The following men in the detachment of Ambulance Company 139, 110th Sanitary Train, for courage and devotion to duty under intense fire while acting as litter bearers on the morning of September 30th, 1918:
| Wagoner Jacob C. Weaverling |
| Pvt. Stephen F. McCormick |
| Pvt. 1cl. George G. Crowley |
| Pvt. 1cl. Fay A. Downing |
| Pvt. 1cl. Joe Barnes |
| Pvt. John J. Fisher |
| Pvt. Charles F. Blaker |
| Pvt. Harry T. Douglass |
| Pvt. Garland Freeman |
| Pvt. William W. Williams |
| Pvt. Louis J. Fisher |
| Pvt. John R. Fulmer |
| Pvt. Robert A. Still |
| Pvt. John P. Feeney |
Casualties—Ambulance Company 139, during the five days in the Argonne with our own division, and the forty-eight hours attached to the First Division, came out of battle without a death. Private Lloyd Richmond, on the night of September 29th, while taking care of some wounded men under intense shell and machine gun fire at Chaudron Farm, was wounded in seven different places.

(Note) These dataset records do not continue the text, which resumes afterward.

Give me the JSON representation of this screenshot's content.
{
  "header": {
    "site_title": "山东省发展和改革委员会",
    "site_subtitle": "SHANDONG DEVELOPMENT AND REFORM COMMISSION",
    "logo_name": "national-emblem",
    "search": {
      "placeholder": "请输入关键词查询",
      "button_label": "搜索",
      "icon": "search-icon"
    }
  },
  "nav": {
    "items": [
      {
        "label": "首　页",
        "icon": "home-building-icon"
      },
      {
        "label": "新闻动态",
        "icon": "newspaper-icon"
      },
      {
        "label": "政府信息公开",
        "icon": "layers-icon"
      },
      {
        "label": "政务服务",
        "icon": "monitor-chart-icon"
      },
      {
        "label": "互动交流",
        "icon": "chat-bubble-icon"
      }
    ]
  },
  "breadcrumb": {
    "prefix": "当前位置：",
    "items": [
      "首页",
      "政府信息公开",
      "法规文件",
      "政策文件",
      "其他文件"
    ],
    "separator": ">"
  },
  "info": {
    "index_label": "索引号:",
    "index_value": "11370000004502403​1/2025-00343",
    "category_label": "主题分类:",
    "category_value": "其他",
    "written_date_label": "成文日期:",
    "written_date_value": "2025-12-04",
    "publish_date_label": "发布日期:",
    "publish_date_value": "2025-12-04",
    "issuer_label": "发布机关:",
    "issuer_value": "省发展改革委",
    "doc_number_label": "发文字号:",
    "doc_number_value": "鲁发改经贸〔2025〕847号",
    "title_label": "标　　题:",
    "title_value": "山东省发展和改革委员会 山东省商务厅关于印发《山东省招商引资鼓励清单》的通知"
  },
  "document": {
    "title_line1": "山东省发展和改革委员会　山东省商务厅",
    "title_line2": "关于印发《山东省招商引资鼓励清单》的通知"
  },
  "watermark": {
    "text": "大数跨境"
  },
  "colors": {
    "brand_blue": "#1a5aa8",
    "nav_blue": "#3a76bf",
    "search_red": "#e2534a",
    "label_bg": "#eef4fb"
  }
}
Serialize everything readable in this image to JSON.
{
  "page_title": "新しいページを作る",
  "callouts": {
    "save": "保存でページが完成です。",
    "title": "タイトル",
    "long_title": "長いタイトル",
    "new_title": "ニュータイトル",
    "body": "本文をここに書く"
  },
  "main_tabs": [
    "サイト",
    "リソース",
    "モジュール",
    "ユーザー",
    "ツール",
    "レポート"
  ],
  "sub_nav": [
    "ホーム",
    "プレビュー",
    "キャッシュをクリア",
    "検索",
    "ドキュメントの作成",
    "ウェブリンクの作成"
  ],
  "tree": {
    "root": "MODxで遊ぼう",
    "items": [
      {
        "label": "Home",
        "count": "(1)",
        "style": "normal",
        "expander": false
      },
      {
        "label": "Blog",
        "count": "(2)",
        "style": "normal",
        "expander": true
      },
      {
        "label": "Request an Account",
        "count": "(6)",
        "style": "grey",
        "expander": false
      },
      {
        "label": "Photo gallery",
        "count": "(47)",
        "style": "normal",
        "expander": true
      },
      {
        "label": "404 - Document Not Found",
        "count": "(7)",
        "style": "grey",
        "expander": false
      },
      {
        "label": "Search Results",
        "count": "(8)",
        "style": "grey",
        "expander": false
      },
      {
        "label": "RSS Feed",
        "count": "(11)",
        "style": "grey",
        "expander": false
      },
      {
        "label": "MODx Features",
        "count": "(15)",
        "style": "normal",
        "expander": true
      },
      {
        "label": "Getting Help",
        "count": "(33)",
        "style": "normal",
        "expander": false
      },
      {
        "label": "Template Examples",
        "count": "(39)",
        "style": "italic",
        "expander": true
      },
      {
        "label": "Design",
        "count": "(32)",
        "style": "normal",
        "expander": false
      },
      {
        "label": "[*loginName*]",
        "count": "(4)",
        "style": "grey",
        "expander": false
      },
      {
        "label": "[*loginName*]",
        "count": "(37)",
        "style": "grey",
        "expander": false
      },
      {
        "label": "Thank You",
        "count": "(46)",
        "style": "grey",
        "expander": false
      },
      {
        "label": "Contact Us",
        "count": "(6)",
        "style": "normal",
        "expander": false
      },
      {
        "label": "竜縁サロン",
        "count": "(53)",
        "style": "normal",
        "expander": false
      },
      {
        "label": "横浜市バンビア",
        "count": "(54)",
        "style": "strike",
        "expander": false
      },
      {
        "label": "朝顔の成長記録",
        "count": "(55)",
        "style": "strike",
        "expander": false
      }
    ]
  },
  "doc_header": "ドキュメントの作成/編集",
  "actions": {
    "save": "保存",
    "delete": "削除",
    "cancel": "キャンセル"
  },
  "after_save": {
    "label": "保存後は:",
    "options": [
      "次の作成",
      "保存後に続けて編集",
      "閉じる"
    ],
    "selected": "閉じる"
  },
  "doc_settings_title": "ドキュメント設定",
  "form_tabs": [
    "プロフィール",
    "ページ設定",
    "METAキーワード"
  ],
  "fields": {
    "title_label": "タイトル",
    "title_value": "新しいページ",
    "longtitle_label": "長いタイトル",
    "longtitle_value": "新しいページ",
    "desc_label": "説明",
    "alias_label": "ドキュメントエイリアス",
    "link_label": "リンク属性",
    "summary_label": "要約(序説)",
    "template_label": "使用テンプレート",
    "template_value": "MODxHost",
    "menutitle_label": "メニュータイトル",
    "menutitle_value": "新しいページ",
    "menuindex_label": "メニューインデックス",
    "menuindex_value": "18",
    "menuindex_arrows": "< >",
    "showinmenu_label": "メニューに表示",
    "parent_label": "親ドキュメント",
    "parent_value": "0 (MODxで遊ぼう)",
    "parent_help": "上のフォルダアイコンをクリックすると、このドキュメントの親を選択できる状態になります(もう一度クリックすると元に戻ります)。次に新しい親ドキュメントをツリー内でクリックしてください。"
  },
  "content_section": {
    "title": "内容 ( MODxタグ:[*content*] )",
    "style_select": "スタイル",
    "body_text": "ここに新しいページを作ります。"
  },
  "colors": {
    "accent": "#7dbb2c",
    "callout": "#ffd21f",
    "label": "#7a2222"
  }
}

The following named men were gassed while attached to the First Division at Charpentry:
Lt. George Monteith, Sgt. Clarence Falconer, Pvt. Edward DeTalent, Pvt. Wilson Meyers, Lt. Bret V. Bates, Sgt. Ernest Stalcup, Pvt. Kenneth S. Brown, Pvt. Jesse Dennis, Pvt. Lester A. Brogan, Pvt. Jesse Casteel, Pvt. William Peterson, Pvt. Rollo C. Dugan.
THE STAY IN VAUBECOURT
On coming from the Argonne offensive on October 5th, the Sanitary Train moved to Vaubecourt, a city whose blocks of ruins told plainer than words the story of its bombardment in the earlier days of the war. But, complete as was the destruction of some parts of the city other parts escaped harm, and in this quarter we found a comfortable home in a large barn, well equipped with bunks.
The memory of our stay in Vaubecourt to most of us is not a pleasant one. Sick, tired, hungry, dirty, clothing torn and stained with mud and blood, and equipment lost, the men of our company certainly did not have the appearance of spic and span soldiers of Uncle Sam. A few hours of rest, with good food and plenty of soap and water did much to better conditions, but the effects of the previous days at the front were not at once thrown off. Sickness prevailed, hardly a man escaping it in some degree, and the number sent each day to the hospital was probably the largest at any time in the history of the company. Here for the first time in months, we heard the once famous sound of the bugle, the companies standing all calls.
But in the midst of this, there was one day of our Vaubecourt stay that stood out as one of the brightest in our experience. It was the day the news arrived that Germany, surrounded by an unbreakable band of fire and steel, and realizing the inevitable, had asked for peace terms. To us who had just emerged from the horrors of the Argonne, the news seemed like the first streak of morning light shining through the darkness. However, the constant rumbling of the distant artillery and the steady procession of aeroplanes overhead, kept us from becoming too optimistic. Yet the feeling seemed to remain that it was the beginning of the end, and that peace could not be far distant.